Heerste in het klassieke causaliteitsdenken niet de tirannie van de logica, het despotisme van de tastbare, turfbare of meetbare feiten? Is het causaliteitsdenken geen dwangmatig denken volgens een rigide lineariteit, die absoluut geen afwijkingen kent? De spijker heeft immers geen ander heenkomen als de hamer hem voldoende krachtig op de kop klopt: hij moet het hout in.
Is dat niet het beeld van de causaliteit dat we hadden? En dat tirannieke causaliteitsdenken wordt onversneden op alles zonder onderscheid toegepast.
Is dat causaliteitsdenken niet een te exclusief en verarmend eenrichtingsdenken? Zouden we ons interpretatiemogelijkheden niet gevoelig verruimen indien we van dit lineaire oorzakelijkheidsdenken zouden overschakelen naar een interactiedenken dat rijker is aan onvoorzienbare bifurcaties, variaties en innovaties? Zou ons denken ook niet humaner worden als we wat meer jokers en schakelmogelijkheden inlasten in onze denkprocessen? Zitten de jokers niet te paard op de waterscheiding tussen kosmos en mens, tussen de kosmische elementen en het menselijk bestaan? In de kosmos 'speelt' nooit een joker. Daar is geen 'speling', geen speel-ruimte, geen frictieplaat. Geen schakelbord. In de kosmos heerst alleen 'Klop-Boem'. Unumgänglich. De mens echter, die zit vol jokers, hij of zij lééft juist humaan bij de gratie van de jokers. In het humane 'spelen' andere contacten, gelden andere relaties, interacties of verhoudingen.
Laat ons vertrekken van een tekst van P. Schmidt, In de handen van Mensen, p. 107. Je struikelt daar over de volgende 'humane' contacten en interacties die elk weer vol jokers zitten. Interacties waarbij de andere pool het contact moet erkennen, aanvaarden, vrij in zich opnemen, er zich vrij mee moet 'verenigen'. ('Endorse it'.) Het zijn momenten van die 'zachte causaliteit', die niets hebben van de onverbiddelijke 'klop-van-de-hamer-op-de-spijker', maar interacties die krioelen van de willekeurig, vrij naar goeddunken inzetbare jokers: goed nieuws, geloven, verbond, vertrouwen, vinden, tekenen van, beluisteren, woord, gedenken, delen, omkering, geloof, hoop, liefde, bevrijding, beminnen, redden, zingeving.
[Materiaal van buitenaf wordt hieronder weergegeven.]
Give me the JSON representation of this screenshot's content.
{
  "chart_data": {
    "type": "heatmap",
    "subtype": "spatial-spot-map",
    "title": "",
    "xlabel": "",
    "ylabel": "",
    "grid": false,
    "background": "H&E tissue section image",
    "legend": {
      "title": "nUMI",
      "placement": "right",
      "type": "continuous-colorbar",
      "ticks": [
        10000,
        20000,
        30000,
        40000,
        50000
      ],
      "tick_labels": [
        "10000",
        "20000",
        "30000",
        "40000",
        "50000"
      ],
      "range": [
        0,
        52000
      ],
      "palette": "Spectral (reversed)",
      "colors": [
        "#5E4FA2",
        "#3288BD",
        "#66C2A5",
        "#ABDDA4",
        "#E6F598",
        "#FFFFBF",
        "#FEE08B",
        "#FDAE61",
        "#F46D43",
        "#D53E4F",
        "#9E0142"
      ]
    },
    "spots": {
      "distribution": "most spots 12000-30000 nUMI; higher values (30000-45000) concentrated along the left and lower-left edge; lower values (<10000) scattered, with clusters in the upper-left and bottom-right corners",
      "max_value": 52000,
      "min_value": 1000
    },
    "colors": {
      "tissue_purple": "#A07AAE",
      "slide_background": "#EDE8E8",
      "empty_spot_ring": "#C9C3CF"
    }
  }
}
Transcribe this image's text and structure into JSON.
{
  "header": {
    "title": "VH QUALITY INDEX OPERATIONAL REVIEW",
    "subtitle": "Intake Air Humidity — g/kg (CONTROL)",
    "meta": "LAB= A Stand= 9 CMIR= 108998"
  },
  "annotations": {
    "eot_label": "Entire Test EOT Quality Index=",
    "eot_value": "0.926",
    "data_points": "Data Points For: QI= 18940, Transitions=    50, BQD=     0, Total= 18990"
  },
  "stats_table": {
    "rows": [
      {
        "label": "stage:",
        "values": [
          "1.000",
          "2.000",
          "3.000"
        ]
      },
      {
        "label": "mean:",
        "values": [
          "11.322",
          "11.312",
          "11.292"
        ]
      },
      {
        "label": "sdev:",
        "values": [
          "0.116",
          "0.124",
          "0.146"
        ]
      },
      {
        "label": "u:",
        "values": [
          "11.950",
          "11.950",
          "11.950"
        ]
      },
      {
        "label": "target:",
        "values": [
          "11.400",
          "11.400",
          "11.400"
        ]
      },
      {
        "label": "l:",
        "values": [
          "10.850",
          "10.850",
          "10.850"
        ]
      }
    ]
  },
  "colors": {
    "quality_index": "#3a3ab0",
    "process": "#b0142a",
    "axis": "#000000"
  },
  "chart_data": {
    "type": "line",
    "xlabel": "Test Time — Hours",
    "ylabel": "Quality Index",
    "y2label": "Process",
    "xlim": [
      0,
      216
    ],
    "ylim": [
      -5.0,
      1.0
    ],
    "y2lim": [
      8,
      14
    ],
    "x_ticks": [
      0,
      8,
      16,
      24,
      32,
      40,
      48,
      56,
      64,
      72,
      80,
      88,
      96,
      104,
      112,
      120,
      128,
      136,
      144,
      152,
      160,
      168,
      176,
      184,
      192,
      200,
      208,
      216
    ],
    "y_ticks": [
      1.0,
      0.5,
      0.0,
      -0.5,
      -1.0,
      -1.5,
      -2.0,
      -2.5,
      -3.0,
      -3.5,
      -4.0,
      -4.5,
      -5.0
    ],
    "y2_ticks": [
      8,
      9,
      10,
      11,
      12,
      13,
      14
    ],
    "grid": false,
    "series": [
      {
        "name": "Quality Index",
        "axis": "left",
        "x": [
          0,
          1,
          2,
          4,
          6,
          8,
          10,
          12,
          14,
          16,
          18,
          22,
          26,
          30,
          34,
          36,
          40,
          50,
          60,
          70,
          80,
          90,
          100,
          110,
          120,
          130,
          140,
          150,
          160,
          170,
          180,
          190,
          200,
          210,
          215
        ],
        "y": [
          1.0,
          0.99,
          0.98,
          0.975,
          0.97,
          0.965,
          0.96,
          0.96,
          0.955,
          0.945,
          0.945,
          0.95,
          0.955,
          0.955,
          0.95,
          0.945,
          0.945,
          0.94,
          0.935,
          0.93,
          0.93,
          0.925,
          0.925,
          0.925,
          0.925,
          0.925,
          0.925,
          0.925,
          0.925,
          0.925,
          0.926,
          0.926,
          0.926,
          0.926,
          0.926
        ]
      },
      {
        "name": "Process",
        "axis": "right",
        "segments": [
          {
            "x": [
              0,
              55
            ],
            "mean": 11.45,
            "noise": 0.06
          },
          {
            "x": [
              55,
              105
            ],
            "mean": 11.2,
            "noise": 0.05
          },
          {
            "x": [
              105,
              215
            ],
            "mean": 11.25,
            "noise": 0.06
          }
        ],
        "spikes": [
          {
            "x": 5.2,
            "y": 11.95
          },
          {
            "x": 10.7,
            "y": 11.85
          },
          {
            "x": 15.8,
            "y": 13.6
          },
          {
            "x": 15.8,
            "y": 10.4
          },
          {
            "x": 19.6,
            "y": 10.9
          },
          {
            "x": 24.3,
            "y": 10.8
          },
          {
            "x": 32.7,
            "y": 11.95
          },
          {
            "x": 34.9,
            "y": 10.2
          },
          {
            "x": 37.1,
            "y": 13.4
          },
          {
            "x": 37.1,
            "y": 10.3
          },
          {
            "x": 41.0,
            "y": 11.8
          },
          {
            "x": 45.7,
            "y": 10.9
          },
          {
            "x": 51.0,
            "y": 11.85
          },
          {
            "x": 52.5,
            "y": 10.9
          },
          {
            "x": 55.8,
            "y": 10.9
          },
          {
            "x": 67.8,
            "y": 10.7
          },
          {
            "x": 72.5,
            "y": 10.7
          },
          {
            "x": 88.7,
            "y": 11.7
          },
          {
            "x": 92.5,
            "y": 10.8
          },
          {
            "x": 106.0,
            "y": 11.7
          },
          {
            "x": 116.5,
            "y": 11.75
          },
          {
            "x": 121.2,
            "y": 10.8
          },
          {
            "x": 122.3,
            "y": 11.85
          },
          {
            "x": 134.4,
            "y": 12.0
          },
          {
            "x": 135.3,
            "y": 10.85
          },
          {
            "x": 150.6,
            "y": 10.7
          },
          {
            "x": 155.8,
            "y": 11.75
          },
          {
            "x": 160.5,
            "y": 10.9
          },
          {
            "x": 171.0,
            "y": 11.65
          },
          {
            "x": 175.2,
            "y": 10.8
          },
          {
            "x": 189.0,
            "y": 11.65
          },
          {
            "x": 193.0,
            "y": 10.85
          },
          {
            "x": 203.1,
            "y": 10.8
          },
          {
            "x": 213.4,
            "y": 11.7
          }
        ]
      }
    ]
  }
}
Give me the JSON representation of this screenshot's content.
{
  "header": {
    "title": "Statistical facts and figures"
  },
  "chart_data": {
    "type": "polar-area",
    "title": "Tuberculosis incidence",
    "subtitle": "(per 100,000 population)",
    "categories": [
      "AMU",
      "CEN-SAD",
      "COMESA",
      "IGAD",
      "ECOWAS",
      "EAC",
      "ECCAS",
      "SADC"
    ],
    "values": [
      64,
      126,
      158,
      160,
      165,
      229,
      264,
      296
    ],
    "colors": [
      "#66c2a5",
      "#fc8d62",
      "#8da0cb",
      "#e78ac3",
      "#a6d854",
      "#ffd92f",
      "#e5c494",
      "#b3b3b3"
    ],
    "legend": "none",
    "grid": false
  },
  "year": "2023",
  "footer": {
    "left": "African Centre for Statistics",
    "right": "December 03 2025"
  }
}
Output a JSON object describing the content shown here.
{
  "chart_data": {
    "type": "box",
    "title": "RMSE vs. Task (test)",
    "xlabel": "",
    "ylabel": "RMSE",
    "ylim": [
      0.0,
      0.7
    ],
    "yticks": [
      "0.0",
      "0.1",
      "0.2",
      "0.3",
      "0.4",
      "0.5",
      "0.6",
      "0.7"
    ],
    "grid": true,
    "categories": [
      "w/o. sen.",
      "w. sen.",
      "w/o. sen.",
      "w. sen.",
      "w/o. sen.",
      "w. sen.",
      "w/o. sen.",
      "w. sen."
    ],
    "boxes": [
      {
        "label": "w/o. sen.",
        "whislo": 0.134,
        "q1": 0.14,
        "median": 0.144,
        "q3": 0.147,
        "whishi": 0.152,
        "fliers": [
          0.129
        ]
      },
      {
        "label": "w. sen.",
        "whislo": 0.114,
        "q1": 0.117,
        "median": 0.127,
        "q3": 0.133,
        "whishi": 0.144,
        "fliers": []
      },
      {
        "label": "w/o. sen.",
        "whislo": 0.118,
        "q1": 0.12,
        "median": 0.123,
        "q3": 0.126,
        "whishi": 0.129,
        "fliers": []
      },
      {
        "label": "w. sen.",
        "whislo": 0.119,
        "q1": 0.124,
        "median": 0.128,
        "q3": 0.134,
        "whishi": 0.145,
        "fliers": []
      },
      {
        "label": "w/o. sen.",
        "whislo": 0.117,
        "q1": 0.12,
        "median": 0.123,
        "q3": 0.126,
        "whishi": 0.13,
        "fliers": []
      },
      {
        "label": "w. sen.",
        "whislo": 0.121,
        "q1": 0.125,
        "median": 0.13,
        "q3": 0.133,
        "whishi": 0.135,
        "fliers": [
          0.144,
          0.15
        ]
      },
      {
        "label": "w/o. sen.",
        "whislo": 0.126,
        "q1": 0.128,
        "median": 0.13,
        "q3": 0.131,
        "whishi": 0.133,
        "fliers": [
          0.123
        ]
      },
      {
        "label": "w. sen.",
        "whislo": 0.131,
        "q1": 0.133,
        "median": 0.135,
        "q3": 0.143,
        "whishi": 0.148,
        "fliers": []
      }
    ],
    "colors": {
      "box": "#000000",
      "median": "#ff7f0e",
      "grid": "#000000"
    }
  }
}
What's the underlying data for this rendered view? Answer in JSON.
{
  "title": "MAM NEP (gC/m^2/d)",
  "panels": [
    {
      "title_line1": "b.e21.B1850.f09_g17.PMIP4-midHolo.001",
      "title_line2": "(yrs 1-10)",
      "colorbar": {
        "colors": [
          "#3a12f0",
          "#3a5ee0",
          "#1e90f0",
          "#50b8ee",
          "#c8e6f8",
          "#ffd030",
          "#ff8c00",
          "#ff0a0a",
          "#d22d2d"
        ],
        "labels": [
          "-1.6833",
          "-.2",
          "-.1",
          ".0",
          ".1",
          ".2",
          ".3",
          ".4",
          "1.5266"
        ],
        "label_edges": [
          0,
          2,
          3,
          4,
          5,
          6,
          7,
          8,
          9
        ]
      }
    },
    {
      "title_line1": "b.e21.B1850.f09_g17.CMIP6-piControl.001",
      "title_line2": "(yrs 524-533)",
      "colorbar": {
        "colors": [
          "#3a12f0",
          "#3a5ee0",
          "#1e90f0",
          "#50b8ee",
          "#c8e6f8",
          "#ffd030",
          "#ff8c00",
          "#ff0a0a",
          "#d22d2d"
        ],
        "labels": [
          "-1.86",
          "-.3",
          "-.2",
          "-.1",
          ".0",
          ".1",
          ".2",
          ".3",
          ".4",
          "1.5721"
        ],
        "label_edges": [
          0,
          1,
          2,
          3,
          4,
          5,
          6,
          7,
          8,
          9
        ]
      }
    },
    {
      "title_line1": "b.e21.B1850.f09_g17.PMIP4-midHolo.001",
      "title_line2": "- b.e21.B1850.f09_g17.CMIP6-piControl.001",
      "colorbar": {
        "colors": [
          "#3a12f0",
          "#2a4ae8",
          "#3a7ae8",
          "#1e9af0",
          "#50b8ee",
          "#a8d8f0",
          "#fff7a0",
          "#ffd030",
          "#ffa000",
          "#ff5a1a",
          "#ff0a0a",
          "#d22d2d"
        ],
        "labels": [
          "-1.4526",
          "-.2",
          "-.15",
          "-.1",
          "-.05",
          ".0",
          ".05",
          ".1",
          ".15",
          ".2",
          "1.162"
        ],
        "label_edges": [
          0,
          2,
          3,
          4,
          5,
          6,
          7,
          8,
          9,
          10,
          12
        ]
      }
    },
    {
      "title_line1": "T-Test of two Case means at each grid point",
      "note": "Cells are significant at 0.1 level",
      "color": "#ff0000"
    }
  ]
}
Van deze causaliteitsvormen, doorspekt met jokers, vind je geen parallellen in de kosmos. In de kosmos werken alleen lineaire universele natuurwetten, zonder enig respect voor het individuele bestaan. De kosmos gaat voor geen enkel individu uit de weg. Daar is nooit goed nieuws, daar wordt geen geloof gevraagd, worden geen vrije verbonden gesloten, telt geen vertrouwen, hoef je niks te 'vinden', maar gebeurt alles gewoon, natuurnoodzakelijk. Voor elk gevolg is een oorzaak te identificeren; van elke oorzaak zijn de gevolgen duidelijk te voorspellen.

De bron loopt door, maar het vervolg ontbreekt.